Team Saint Lucia captured 20 medals at the week-long Special Olympics World Games LA2015, which ended on Sunday night in Los Angeles, California, USA.
The tally included five gold medals, 12 silver and three bronze, in the multi-sport competition for persons dealing with intellectual disabilities.
Saint Lucia got team silver after losing to Jamaica in bocce on Monday, but Cecil Fevrier beat opponents from Israel, Gilbraltar and Hong Kong to get individual men’s gold. Jeremiah Charles got silver.
In football, Zandra Herman, Denver Monchery, Jean Paul ‘Troy’ Isidore, Travis Charlery and Austin Jeremie helped guide Saint Lucia past Spain and Switzerland to earn seven-a-side football gold.
On the track, the 4x100m men’s team of Nody Gilbert, Darwin Simon, Joshua Henry and Benvick Winifred won gold. In the men’s 200m, Joshua finished in 27.49 seconds to take the Division 35 gold. Benvick finished in 29.72 for Division 39 bronze, whilst Nody took Division 43 silver in 24.53 seconds.
The male team continued their prowess in the 100M with Joshua bagging a Silver medal and Darwin Simon a Bronze medal in their respective divisions. Marvin Anthony also got silver in the softball throw.

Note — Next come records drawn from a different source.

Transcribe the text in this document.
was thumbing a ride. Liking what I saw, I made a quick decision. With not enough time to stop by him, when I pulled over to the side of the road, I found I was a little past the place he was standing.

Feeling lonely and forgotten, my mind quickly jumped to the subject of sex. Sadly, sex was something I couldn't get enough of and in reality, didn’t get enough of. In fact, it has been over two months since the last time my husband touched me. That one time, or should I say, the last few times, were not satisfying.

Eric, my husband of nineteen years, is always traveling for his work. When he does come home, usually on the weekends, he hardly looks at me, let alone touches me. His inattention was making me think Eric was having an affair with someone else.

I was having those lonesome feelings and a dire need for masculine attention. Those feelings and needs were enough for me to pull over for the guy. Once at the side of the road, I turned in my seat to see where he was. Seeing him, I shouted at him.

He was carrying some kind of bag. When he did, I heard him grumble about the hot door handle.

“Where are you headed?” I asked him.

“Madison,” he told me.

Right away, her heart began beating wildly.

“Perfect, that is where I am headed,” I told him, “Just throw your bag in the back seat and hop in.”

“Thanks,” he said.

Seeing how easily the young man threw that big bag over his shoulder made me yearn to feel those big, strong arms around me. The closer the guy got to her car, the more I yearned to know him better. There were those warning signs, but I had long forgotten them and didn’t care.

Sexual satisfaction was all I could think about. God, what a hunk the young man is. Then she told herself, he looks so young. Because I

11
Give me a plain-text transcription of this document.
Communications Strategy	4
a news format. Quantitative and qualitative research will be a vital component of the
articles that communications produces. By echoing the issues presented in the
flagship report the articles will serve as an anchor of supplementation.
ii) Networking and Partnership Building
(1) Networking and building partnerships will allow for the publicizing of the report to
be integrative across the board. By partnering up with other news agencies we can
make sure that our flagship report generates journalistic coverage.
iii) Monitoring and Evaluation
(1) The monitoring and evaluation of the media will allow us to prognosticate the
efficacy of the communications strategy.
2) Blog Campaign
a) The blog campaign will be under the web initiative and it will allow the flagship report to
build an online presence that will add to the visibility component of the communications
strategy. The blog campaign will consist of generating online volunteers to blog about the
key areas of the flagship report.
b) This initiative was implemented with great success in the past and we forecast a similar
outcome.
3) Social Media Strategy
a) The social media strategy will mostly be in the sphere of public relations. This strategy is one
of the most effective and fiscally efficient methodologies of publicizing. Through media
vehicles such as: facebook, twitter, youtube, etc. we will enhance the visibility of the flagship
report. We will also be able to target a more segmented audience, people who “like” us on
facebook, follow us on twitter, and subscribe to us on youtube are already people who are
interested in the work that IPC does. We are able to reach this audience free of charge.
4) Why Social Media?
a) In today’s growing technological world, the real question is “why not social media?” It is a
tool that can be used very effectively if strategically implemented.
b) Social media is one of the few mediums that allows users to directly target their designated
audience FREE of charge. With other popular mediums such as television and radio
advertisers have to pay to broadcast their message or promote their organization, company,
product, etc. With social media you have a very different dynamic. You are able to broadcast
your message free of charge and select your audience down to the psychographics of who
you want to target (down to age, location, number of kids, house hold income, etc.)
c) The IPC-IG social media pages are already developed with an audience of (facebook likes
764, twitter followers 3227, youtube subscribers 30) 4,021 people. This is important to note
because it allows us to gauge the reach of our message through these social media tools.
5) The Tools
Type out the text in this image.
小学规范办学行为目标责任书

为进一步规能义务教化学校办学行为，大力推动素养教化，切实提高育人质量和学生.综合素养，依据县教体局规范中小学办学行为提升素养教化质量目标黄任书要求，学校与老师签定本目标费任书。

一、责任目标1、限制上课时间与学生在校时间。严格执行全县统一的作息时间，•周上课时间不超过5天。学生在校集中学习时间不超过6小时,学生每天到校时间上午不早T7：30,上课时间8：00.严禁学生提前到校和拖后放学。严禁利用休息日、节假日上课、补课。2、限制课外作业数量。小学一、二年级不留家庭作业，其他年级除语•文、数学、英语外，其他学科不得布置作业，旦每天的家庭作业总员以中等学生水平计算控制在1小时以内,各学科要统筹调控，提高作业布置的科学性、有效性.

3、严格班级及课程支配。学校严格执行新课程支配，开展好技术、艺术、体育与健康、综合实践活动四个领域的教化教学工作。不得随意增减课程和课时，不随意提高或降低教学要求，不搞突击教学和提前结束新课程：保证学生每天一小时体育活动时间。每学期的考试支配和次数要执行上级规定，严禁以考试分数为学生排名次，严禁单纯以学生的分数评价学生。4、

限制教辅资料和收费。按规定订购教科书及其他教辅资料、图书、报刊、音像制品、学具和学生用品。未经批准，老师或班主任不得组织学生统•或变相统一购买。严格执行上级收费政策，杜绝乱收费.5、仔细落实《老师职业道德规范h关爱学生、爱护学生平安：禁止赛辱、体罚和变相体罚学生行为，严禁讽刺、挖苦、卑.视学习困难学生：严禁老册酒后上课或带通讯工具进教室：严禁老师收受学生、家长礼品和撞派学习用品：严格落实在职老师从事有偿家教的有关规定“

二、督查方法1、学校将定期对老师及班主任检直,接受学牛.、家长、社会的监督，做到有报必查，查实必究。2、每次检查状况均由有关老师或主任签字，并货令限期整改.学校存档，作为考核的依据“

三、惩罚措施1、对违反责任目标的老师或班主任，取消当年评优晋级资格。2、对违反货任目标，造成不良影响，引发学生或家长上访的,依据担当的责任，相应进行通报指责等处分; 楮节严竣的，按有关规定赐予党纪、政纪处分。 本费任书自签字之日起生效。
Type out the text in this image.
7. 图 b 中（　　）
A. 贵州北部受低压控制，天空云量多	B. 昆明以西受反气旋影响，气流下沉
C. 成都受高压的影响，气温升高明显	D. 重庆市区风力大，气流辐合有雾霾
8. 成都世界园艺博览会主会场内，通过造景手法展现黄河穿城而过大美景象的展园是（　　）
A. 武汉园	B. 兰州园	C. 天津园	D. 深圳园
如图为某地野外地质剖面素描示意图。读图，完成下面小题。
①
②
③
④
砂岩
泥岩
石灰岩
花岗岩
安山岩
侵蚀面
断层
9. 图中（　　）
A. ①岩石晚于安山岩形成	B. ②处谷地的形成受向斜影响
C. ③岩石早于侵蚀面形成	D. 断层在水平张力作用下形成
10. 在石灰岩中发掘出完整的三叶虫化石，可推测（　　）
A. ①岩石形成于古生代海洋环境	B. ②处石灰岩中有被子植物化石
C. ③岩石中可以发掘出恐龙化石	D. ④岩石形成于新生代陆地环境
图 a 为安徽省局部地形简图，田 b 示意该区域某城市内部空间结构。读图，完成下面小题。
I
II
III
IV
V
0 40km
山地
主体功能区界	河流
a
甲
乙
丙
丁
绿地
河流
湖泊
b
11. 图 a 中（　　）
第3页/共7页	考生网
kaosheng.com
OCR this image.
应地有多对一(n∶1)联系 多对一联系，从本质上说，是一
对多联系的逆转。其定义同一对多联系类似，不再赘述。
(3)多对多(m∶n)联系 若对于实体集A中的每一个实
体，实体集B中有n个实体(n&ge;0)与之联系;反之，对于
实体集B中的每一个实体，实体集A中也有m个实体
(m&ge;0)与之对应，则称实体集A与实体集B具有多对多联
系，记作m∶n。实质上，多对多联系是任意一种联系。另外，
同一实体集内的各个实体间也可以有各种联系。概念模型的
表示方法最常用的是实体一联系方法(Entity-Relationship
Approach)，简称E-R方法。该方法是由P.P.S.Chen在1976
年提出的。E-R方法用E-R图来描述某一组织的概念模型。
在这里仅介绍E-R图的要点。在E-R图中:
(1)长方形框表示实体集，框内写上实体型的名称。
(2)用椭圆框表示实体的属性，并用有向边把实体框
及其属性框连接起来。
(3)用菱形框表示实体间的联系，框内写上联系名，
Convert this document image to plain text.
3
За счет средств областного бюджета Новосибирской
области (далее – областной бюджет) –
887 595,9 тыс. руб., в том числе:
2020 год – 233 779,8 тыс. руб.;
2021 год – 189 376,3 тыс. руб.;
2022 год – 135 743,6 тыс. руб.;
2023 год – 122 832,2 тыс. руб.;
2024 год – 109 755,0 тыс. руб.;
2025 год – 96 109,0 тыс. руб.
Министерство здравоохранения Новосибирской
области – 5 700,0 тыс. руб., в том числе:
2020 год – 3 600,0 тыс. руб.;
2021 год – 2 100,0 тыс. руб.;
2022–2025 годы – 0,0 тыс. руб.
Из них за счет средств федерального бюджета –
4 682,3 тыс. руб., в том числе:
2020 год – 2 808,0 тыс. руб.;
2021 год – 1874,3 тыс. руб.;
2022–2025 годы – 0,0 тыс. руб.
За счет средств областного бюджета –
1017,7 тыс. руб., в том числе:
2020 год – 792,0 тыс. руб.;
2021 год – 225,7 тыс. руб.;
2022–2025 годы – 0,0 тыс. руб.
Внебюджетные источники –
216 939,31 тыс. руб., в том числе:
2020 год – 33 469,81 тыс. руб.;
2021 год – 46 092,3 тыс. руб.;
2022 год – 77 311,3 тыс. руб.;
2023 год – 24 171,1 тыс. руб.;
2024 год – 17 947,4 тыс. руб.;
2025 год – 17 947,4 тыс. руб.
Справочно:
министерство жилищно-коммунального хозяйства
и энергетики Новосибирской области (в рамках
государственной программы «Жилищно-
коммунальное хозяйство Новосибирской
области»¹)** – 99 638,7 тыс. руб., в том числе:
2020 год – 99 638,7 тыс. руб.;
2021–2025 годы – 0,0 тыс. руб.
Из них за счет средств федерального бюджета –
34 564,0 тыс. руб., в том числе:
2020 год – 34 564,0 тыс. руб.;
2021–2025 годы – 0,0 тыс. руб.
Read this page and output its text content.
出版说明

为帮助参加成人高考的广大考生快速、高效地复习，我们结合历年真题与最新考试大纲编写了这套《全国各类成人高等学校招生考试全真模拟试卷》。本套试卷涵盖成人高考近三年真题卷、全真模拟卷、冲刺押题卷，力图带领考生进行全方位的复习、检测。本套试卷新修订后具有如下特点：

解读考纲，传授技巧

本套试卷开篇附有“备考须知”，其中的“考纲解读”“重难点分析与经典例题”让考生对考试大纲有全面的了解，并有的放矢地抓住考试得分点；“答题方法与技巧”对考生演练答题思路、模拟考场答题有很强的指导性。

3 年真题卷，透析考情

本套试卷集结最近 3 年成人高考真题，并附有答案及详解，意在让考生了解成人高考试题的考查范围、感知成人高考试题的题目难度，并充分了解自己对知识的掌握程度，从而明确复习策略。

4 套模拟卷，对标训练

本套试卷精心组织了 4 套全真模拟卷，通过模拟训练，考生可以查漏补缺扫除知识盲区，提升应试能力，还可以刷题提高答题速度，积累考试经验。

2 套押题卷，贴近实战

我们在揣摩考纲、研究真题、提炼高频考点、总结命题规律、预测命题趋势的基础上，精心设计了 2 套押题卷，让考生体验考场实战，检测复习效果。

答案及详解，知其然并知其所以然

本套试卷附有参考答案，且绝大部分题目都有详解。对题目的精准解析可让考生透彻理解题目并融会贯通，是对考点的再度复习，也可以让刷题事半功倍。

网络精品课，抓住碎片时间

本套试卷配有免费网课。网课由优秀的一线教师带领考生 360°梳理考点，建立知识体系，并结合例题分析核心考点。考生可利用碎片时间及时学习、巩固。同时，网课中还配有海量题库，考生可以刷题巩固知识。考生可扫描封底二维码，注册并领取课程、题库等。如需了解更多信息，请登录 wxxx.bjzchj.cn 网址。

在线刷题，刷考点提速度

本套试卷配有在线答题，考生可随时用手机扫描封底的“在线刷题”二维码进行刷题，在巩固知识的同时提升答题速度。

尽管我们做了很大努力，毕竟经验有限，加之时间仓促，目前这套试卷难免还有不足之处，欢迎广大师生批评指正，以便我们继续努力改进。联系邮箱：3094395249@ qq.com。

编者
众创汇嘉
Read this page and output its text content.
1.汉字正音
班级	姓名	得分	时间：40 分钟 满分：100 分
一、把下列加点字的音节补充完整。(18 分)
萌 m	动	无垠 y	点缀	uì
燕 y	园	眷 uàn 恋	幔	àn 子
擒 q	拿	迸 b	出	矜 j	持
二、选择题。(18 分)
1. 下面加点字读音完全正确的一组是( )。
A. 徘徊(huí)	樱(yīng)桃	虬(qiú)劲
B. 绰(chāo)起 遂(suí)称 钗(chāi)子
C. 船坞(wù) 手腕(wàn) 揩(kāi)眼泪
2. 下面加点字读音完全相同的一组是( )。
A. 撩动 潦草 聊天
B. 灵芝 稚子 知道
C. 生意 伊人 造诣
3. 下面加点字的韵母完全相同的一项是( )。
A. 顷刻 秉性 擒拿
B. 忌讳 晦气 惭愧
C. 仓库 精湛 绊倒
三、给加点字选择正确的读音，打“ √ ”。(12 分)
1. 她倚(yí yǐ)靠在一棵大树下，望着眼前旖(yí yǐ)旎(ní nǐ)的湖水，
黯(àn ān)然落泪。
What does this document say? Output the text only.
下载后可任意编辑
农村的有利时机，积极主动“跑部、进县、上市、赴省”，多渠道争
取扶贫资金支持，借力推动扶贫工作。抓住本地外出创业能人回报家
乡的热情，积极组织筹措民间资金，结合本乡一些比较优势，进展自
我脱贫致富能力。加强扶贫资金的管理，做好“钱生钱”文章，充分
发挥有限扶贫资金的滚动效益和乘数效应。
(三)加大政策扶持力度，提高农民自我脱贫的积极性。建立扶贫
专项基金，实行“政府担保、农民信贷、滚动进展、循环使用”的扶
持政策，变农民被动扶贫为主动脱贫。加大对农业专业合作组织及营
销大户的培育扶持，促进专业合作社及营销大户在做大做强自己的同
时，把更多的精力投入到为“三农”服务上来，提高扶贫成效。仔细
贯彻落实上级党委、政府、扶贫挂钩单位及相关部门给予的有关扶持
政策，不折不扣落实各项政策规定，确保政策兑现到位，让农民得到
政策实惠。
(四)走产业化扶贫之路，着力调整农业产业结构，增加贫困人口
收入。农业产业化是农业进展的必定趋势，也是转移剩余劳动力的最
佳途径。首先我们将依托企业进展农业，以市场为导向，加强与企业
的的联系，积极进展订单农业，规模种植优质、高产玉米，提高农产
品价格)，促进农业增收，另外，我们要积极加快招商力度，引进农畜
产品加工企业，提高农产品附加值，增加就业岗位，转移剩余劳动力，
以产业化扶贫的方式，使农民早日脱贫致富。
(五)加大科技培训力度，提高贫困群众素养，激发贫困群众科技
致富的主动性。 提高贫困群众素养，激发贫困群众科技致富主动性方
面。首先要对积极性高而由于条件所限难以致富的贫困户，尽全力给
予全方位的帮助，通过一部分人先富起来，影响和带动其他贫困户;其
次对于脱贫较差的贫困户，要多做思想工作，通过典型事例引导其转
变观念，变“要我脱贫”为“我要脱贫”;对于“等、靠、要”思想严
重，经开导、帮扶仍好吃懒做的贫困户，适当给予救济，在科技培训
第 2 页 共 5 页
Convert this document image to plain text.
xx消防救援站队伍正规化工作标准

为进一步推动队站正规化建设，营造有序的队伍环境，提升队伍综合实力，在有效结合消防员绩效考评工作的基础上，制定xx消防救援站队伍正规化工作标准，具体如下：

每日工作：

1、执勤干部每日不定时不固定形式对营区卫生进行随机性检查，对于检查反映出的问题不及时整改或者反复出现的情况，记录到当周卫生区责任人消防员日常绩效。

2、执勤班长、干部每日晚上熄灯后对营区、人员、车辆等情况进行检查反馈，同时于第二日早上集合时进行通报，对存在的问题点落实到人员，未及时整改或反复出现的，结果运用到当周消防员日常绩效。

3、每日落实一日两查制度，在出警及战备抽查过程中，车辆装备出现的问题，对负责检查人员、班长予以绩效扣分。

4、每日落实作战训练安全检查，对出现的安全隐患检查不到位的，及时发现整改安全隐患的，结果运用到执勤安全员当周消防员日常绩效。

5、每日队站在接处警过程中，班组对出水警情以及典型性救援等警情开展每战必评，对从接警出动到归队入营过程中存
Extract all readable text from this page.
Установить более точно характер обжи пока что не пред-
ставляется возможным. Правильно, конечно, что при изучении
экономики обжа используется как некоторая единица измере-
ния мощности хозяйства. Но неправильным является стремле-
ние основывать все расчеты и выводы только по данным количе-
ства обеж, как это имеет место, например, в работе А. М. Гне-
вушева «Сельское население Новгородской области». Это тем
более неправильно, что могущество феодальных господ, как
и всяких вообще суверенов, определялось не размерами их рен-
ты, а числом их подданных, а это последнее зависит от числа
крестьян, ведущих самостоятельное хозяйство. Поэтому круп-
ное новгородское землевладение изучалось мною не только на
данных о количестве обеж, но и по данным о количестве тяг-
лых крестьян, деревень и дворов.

Among the ladies, Cheryl Louisy got silver in the 100m. Cheryl along with Kurshel Herman both captured silver in the 200.
The team closed out on the weekend with yet another gold medal, winning the women’s bocce doubles.
According to Junia Emmanuel-Belizaire, head of the Saint Lucia delegation, the team has been lifted by the support from back home, as they have been greatly encouraged by feedback from their compatriots during the time in Los Angeles.
“It served to motivate our athletes and coaches even more knowing there was support out in the universe” said Junia. “Comments were read to them every day to ensure they knew that our people were celebrating their achievements. They were dedicated, focussed and strong throughout all the adversities and competitions they faced, and at the end of the day received their just rewards.
“But as many of you have said our work has just began. Our struggles to get this point were enormous, and through the help of many who may not have had faith in us we excelled to reinforce our commitment to our movement.
“Today we celebrate the achievements of our Special Olympics Athletes and look forward to implementing the Unified Programme where “normal” athletes can be partners in the same arenas with persons with disabilities with the hope they too can understand and be part of a greater movement of acceptance of persons.”